Kinderlächeln zu Weihnachten Geschenkpaten bei SKM-Wunschzettel-Aktion in Oesede



Georgsmarienhütte. Eine gute Idee zieht Kreise: Der Förderkreis für von Armut bedrohte Kinder des Katholischen Vereins für Soziale Dienste Osnabrück (SKM) vermittelt nun schon im sechsten Jahr Geschenkpaten für Kinder aus einkommensschwachen Familien. Bei dieser Weihnachtspaket-Aktion kooperiert der SKM mit den evangelischen und katholischen Pfarrgemeinden, den Kindergärten und Grundschulen.
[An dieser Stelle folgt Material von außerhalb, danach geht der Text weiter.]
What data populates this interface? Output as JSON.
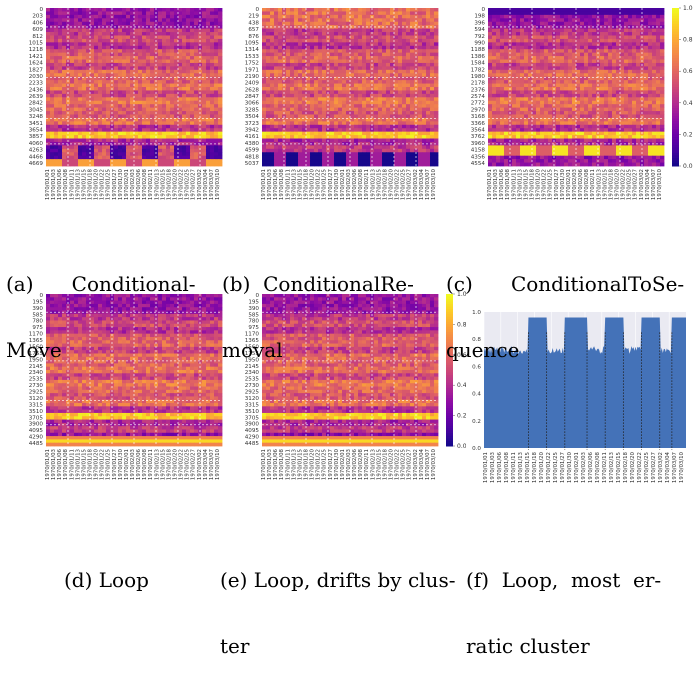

Die Mitarbeiter dieser Institutionen kennen die Situation der Kinder und Jugendlichen und können deren Weihnachtswünsche diskret und vertraulich an den Förderkreis weitergeben. Die Geschenkpaten erfahren nur den Vornamen, das Alter und Geschlecht des zu beschenkenden Kindes und natürlich seinen Wunsch. Sie besorgen das Geschenk, packen es hübsch ein und liefern es bis zum 12. Dezember an die kooperierende Institution, also zum Beispiel den Kindergarten oder das Pfarramt.

Idee kommt an

Diese Idee kommt an. Viele Georgsmarienhütter möchten Kinderwünsche erfüllen. Der kleine Stand des Förderkreises auf dem Wochenmarkt wurde am Freitagnachmittag rege besucht. Viele Geschenkpaten kennen die Aktion schon aus den Vorjahren und wollen sich wieder beteiligen, denn gerade zu Weihnachten möchte man gern Gutes tun.

Aus rund 150 Wunschzetteln wählen die Interessenten einen oder mehrere aus. Die Wünsche der Kinder sind recht bescheiden, sie bleiben im 20-Euro-Rahmen: Lego-Technik oder Barbie-Puppen, Schienbeinschoner oder In-Ear-Ohrstöpsel. Was dann doch überrascht: Neben den Spielzeugwünschen tauchen relativ häufig Wünsche nach warmen Socken oder Mütze und Handschuhen auf. „Es gibt auch hier vor unserer Haustür viel Armut“, kommentiert eine ältere Frau.

Anonymität

Dass die Hilfe im Ort bleibe, sei ebenso wie die Einmaligkeit der Aktion ohne dauerhafte Verpflichtung ein Argument, das das Schenken leicht mache, meint Initiator Florian Eder, der die Aktion vor Jahren in Ibbenbüren kennenlernte und kopierte. Auch dass man als Spender anonym bleiben könne und der Förderkreis die Spenderadresse löscht, sobald das Geschenk an der vereinbarten Stelle abgegeben wurde, trage zur Beliebtheit der Aktion bei. Mehr aus Georgsmarienhütte im Netz  

SKM-Mitarbeiter Werner Oenning bestätigt, dass keinerlei Daten gespeichert werden und auch keine Verwaltungskosten entstehen. Die Adressangabe diene einzig dem Zweck, gegebenenfalls nachzufragen, wenn versäumt wurde, ein Geschenk bis zum Stichtag abzugeben: „Wir tragen Sorge dafür, dass alle Kinder, die einen Wunschzettel abgegeben haben, auch beschenkt werden.“ Sollten nicht genügend Geschenkpaten gefunden werden, übernehme der SKM die verbleibenden Wunschzettel, versichert Oenning. Allerdings befürchtet er das nach den guten Erfahrungen der letzten Jahre nicht.